Thinking and Sensing

The changes that occur when you shift from thinking to sensing can be illustrated clearly on an electroencephalograph (EEG), a device which measures electrical activity within the brain.

Studies show that busy or anxious thinking produces beta brain waves — fast, erratic and of low amplitude, while sensing produces alpha waves — slow, rhythmic and of high amplitude. You can read this shift on an EEG after just 20 seconds of sustained sensing.

The illustration above graphically represents the different nature and feeling characterised by thinking and sensing. Thinking can feel hurried, jagged and haphazard — and may put the body on alert. In contrast, sensing seems smooth and rhythmic — it encourages the body to relax and let go.

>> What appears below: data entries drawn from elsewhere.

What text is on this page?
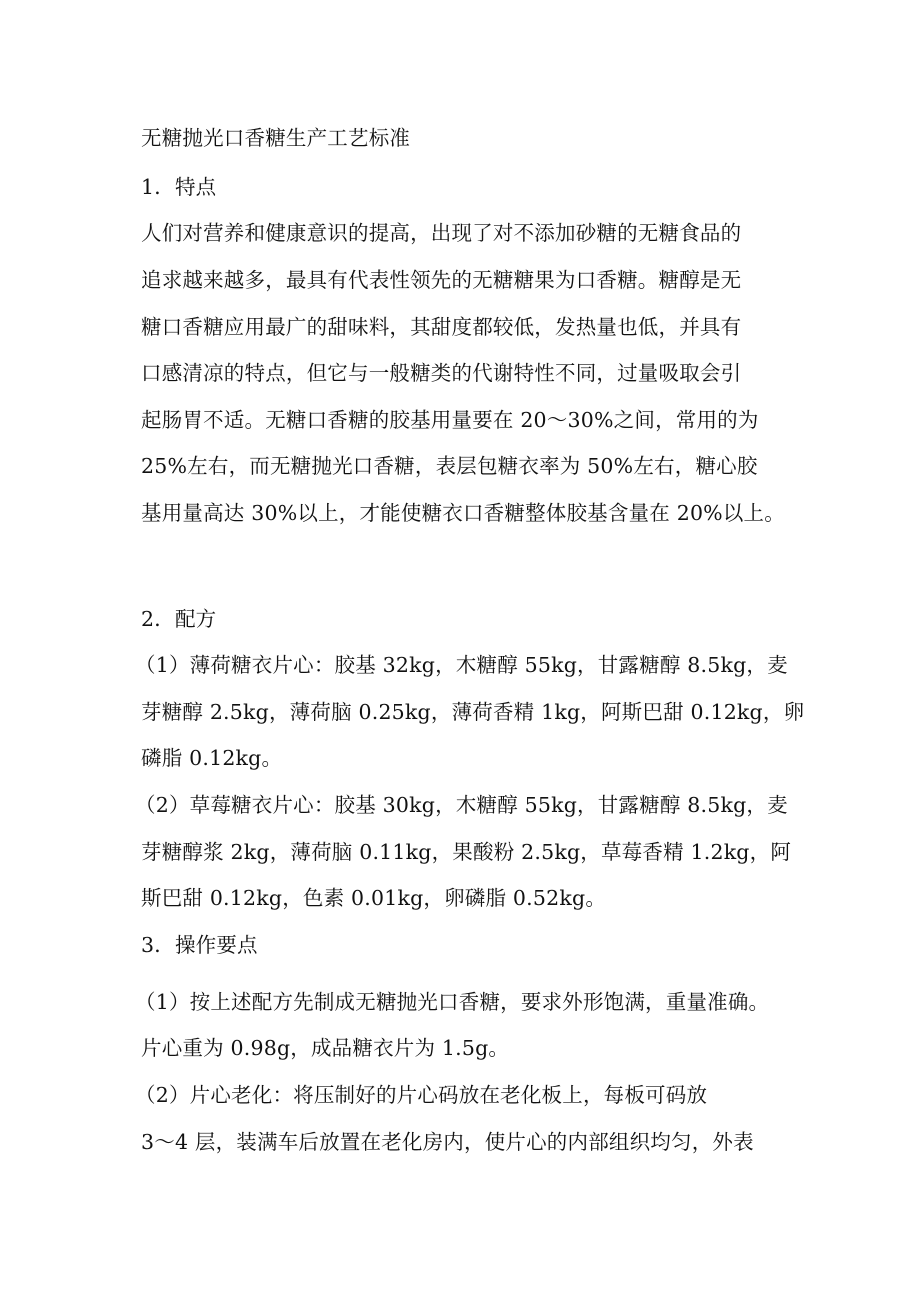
无糖抛光口香糖生产工艺标准
1．特点
人们对营养和健康意识的提高，出现了对不添加砂糖的无糖食品的
追求越来越多，最具有代表性领先的无糖糖果为口香糖。糖醇是无
糖口香糖应用最广的甜味料，其甜度都较低，发热量也低，并具有
口感清凉的特点，但它与一般糖类的代谢特性不同，过量吸取会引
起肠胃不适。无糖口香糖的胶基用量要在 20～30%之间，常用的为
25%左右，而无糖抛光口香糖，表层包糖衣率为 50%左右，糖心胶
基用量高达 30%以上，才能使糖衣口香糖整体胶基含量在 20%以上。
2．配方
（1）薄荷糖衣片心：胶基 32kg，木糖醇 55kg，甘露糖醇 8.5kg，麦
芽糖醇 2.5kg，薄荷脑 0.25kg，薄荷香精 1kg，阿斯巴甜 0.12kg，卵
磷脂 0.12kg。
（2）草莓糖衣片心：胶基 30kg，木糖醇 55kg，甘露糖醇 8.5kg，麦
芽糖醇浆 2kg，薄荷脑 0.11kg，果酸粉 2.5kg，草莓香精 1.2kg，阿
斯巴甜 0.12kg，色素 0.01kg，卵磷脂 0.52kg。
3．操作要点
（1）按上述配方先制成无糖抛光口香糖，要求外形饱满，重量准确。
片心重为 0.98g，成品糖衣片为 1.5g。
（2）片心老化：将压制好的片心码放在老化板上，每板可码放
3～4 层，装满车后放置在老化房内，使片心的内部组织均匀，外表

Sensing and thinking are in some ways opposites. They relate to the relaxation and stress responses, the two opposing branches of the nervous system. Sensing typically relaxes you, whilst thinking is often more stimulating. Consider the following.

 

Thinking Sensing
is active is more passive
involves past and future is in the present
is complex and fast is simpler and slower
has high emotional charge has low emotional charge
is stimulating is relaxing
burns energy conserves energy
tightens the body lets the body soften

 

  • Sensing is an instinctive mode of relaxation — meditation just makes it more conscious or deliberate.
  • When we take an ordinary moment and give it our full attention, we are able to respond more skillfully.
  • Interestingly, it’s not what we sense that relaxes us, it’s just the increased sensory input.
  • When we sense there’s less energy available for thinking — thinking and sensing are functions that inhibit one another.